C’è una strana similitudine che
lega l’Atalanta al Torino di oggi. Infatti, entrambe le squadre sognano stando
con i piedi ben piantati in terra, ma con l’esempio recente di un Leicester che
fa pensare alla favola. E, mentre gli orobici di mister Gasperini stanno
costruendo una continuità di gioco e di risultati cui nessuno poteva
aspettarsi, il Toro di Mihajlovic ha incarnato lo spirito di chi non
s’accontenta mai. A dodici giornate dall’inizio di campionato la favola
d’Oltremanica targata Leicester sembra essersi trasferita a Bergamo, se si
pensa che l’Atalanta si trova al quarto posto in classifica con 22 punti , 19
gol fatti e 13 subiti. Da una parte Claudio Ranieri, prima accolto tra lo scetticismo
dei tifosi del Leicester e poi osannato, e dall’altra Gian Piero Gasperini, prima sulla graticola e
a un passo dall’esonero, mentre adesso è visto come una sorta di eroe della
provincia pallonara. Certo, l’equilibrio è un optional in questo mondo del
calcio capace di osannarti e poi buttarti nella cenere. Fatto sta che i
risultati sono quelli che parlano chiaro e non hanno bisogno di tante inutili
parole. Ma la scelta di Gasperini di affidarsi ai giovani sconosciuti del
vivaio bergamasco, ha del coraggioso. Qualcuno, infatti, lo ha definito un
pazzo, ma il coraggio premia talvolta anche oltre i teorici rischi. E infatti,
adesso l’Atalanta vince, convince, corre e gioca bene al calcio. Un calcio
semplice, canonico nel suo esprimersi senza martellamenti tattici da rispettare
fino all’ultimo respiro, ma con la sana voglia di divertirsi attraverso la
lucida e giovanile freschezza fisica e mentale. Conti, Caldara, Kessiè, Papu
Gomez, Petagna, per citarne qualcuno, rappresentano l’ossatura portante di un’Atalanta
che oggi si fa rispettare da tutti. Qualcosa di simile riscontriamo nel Toro di
Mihajlovic. Una squadra giovane e ben motivata, con i sacri valori della fame
sportiva. E’ l’incarnazione dello spirito di chi non s’accontenta mai, neanche
dopo avere messo a segno una lunga serie di gol e poi rallenta la morsa della
concentrazione. Questo non è ammissibile nella squadra di Sinisa Mihajlovic che
sbraita, si dimena, si agita in panchina anche quando la sua squadra vince 5 a
1 come è successo nella partita casalinga contro il Cagliari.
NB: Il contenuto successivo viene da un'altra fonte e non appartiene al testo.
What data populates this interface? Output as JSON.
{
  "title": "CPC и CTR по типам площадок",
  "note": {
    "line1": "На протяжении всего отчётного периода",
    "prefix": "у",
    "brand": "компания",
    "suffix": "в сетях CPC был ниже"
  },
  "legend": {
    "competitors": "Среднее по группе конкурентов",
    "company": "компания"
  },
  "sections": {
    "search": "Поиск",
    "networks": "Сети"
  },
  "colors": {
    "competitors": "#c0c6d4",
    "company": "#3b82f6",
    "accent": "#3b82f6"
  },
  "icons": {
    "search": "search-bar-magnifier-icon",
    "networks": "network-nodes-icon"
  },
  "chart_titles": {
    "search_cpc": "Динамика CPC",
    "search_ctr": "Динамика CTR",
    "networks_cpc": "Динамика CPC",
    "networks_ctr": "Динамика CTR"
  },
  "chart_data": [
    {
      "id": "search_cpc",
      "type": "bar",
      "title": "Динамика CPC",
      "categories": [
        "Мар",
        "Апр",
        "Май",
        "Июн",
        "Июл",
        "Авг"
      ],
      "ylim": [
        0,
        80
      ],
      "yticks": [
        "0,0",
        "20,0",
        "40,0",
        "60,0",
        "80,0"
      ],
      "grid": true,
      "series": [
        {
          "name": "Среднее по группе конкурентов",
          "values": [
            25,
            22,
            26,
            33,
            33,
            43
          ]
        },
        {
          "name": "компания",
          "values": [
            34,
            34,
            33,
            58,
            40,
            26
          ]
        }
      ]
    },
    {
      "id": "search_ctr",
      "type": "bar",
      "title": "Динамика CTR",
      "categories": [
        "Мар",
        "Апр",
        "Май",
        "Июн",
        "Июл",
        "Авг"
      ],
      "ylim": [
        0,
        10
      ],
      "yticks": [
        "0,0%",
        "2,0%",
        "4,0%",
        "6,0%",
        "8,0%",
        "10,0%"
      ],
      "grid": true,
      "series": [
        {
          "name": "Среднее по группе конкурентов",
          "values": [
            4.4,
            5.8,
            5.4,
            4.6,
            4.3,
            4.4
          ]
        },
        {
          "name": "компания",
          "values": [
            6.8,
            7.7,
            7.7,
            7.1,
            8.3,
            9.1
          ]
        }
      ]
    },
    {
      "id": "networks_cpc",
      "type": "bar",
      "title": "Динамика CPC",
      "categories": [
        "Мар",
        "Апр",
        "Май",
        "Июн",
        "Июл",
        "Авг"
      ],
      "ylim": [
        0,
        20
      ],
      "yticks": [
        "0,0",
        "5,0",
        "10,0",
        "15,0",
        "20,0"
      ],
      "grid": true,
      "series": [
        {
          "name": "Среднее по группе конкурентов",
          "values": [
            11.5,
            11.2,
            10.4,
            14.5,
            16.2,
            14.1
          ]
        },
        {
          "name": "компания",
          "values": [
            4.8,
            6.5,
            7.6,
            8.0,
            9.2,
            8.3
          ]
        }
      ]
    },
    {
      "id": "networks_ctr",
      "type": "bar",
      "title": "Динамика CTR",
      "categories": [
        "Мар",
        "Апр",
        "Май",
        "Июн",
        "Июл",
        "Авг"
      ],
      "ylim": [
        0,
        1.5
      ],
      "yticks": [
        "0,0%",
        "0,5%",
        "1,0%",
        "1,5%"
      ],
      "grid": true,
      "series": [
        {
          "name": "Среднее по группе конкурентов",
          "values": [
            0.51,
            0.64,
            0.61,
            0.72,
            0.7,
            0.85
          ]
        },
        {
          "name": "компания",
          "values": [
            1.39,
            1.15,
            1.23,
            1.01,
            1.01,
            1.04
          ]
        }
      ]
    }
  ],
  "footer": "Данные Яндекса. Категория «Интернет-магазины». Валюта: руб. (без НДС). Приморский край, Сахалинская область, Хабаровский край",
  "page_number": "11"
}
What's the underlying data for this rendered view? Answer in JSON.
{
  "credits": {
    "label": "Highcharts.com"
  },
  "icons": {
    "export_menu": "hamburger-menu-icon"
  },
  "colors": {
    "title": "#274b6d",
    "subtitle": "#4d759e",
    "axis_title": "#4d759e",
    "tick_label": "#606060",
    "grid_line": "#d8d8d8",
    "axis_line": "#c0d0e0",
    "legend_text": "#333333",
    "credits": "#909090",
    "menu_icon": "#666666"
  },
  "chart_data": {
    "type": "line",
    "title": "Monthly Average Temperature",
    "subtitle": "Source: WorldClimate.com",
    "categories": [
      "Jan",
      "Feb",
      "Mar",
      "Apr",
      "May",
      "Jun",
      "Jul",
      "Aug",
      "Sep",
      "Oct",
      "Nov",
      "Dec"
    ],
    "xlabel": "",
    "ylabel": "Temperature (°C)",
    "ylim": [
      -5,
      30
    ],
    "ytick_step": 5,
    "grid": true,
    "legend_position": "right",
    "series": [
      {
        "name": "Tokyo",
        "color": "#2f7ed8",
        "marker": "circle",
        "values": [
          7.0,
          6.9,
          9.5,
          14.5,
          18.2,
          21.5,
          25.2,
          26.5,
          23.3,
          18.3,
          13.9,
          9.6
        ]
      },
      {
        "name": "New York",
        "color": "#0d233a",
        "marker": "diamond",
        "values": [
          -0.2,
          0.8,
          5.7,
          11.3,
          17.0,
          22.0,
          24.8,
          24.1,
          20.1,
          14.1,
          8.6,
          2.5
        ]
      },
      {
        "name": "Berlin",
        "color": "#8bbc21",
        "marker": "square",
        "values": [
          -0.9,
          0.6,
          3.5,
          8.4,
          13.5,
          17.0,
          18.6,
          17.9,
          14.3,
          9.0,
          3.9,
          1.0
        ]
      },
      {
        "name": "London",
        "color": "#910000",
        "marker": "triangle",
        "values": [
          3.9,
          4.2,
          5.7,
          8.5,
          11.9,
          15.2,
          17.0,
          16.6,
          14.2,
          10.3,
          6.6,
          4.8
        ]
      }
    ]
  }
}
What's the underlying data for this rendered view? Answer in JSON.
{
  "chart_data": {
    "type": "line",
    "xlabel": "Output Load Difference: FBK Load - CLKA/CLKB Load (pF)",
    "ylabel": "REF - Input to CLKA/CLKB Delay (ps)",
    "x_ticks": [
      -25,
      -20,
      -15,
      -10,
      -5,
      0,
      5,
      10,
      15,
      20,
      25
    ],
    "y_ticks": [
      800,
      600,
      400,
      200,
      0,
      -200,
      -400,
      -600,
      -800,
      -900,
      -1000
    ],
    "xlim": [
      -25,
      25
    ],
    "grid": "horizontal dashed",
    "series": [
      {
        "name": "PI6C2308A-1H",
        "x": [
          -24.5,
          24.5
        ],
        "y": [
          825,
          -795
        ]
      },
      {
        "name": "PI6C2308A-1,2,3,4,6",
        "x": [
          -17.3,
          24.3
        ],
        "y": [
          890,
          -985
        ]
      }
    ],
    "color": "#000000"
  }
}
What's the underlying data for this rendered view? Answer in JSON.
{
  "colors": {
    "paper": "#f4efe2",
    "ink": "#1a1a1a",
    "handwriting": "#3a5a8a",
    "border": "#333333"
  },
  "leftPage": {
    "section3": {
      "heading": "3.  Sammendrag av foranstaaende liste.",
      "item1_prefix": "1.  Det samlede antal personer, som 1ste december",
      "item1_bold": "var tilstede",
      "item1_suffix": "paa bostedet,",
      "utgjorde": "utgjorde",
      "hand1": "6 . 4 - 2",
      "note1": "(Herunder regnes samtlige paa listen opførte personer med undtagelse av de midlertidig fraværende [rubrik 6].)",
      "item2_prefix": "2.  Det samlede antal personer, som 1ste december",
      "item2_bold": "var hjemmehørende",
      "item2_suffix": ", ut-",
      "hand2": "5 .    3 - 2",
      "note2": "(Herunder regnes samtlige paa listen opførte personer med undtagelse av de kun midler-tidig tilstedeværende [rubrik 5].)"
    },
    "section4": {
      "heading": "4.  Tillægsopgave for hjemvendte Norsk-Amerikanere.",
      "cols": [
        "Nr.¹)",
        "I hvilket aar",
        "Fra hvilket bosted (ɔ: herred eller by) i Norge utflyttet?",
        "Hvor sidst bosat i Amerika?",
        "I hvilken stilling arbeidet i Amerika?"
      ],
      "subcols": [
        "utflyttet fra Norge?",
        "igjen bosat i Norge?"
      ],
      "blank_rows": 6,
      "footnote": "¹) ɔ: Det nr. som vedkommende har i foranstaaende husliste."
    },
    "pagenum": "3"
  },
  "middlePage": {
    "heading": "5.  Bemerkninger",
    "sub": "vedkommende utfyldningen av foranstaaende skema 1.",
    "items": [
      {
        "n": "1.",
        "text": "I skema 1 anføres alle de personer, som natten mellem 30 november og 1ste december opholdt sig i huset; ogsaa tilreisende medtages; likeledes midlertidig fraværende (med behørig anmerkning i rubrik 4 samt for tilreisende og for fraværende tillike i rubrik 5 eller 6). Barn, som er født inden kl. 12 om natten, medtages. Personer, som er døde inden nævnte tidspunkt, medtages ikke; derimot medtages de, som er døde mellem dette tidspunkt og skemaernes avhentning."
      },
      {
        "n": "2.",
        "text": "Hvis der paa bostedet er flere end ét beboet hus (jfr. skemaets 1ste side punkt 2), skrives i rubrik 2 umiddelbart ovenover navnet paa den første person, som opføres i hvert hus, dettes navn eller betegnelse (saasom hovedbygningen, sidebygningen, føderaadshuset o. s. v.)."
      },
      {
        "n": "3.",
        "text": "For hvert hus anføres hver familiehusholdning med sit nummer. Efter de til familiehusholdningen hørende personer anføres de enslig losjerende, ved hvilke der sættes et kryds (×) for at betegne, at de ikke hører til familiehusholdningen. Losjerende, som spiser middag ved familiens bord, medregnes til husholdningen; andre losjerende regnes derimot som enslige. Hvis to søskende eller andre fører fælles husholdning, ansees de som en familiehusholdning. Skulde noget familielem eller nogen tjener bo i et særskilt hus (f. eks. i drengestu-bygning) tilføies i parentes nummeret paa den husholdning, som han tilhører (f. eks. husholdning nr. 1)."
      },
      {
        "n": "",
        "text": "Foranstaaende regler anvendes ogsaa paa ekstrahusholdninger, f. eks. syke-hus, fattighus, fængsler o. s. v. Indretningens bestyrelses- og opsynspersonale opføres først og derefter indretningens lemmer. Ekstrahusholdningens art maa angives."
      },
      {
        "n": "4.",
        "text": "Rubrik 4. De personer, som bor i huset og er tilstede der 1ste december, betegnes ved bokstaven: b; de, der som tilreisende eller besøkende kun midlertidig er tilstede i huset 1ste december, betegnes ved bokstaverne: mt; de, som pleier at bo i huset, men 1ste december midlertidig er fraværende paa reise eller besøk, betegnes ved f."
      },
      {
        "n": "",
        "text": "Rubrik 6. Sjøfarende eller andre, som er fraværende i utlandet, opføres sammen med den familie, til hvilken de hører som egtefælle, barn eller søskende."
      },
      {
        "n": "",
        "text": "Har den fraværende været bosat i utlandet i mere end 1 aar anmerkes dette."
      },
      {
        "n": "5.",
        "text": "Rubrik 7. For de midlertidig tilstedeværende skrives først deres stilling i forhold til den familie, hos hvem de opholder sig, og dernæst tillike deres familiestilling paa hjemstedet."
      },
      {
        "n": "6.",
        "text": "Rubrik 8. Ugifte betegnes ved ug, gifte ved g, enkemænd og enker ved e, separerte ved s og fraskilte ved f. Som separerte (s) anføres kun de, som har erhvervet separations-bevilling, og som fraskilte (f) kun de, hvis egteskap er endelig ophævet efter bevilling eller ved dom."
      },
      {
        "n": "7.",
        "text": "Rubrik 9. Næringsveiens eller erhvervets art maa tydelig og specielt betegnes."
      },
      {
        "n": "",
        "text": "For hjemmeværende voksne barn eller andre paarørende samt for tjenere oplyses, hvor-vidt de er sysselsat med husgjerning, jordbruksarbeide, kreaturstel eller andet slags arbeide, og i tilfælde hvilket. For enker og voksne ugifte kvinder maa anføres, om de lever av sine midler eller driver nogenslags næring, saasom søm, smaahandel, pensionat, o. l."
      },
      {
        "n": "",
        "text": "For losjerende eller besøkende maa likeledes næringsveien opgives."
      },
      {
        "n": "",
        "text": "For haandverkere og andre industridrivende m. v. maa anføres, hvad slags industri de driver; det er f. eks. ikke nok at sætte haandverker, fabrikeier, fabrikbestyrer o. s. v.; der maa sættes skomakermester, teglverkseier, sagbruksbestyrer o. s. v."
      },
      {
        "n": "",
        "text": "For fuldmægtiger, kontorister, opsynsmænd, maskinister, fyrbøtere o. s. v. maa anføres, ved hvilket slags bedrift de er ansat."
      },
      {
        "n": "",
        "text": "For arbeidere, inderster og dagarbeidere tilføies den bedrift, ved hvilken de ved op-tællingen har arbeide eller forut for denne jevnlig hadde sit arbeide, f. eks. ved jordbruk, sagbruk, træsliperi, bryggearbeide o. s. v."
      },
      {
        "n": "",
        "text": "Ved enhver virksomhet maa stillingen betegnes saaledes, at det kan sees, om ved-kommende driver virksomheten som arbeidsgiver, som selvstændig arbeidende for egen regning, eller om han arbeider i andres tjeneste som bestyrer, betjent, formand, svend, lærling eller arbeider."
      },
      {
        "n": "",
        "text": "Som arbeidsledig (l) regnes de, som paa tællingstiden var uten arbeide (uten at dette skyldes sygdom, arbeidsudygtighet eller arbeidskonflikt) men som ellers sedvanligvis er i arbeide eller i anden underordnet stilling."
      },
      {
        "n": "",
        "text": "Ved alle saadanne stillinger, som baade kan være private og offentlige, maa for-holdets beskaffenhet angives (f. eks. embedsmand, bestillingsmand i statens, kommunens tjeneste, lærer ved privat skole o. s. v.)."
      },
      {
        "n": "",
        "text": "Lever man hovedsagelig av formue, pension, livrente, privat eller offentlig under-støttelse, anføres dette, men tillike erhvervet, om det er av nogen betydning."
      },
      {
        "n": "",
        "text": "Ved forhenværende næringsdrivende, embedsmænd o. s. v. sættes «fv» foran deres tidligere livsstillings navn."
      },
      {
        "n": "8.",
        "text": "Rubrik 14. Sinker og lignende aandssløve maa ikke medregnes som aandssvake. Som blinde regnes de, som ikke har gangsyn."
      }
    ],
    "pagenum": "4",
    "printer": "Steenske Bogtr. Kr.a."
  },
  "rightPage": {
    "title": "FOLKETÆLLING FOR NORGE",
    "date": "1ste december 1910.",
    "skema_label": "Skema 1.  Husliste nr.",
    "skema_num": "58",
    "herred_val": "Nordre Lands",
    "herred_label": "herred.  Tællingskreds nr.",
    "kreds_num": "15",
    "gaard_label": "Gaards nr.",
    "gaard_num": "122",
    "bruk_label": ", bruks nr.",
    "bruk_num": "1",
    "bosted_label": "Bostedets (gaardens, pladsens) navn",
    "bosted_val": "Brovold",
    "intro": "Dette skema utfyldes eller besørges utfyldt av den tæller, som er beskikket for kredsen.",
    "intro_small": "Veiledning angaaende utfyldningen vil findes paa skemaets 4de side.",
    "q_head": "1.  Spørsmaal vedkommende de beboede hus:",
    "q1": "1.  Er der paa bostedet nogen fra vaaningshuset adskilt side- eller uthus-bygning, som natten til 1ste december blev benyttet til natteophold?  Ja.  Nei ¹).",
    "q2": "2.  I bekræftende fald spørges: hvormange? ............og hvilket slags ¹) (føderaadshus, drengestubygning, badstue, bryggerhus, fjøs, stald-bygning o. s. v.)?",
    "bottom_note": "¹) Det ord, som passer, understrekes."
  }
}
E’ l’immagine di
un Torino nuovo, pimpante, che già più volte abbiamo posto in analisi come
squadra di grande forza d’urto nell’attaccare e attenta alle ripartenze degli
avversari. Anche Mihajlovic, come Gasperini, si è affidato ai giovani con un
minimo apporto di qualche elemento più esperto. Se dovessimo dire, oltre la
continuità di risultati che spesso s’inceppa fuori casa, in questo Toro c’è da
coprire il ruolo di difensore centrale che, con la partenza di Glik, sembrerebbe
non essere stato rimpiazzato con l’attenzione che merita un ruolo così
importante nell’economia del gioco di squadra. Ma su questo punto riteniamo che
il presidente Cairo e Petrachi, stiano già lavorando per riparare
l’insufficienza fin dal prossimo mercato di gennaio. A parte questo evidente
punto debole dei granata, ci piace constatare un formidabile attacco e un
centrocampo che finalmente si distingue come ottima miscela di tecnica e
potenza a supporto di attacco e difesa. Quell’ago della bilancia che nel calcio
resta pur sempre il punto nevralgico del gioco. Una necessità assoluta, quella
di un buon centrocampo, senza la quale si rifletterebbe una squadra senz’anima.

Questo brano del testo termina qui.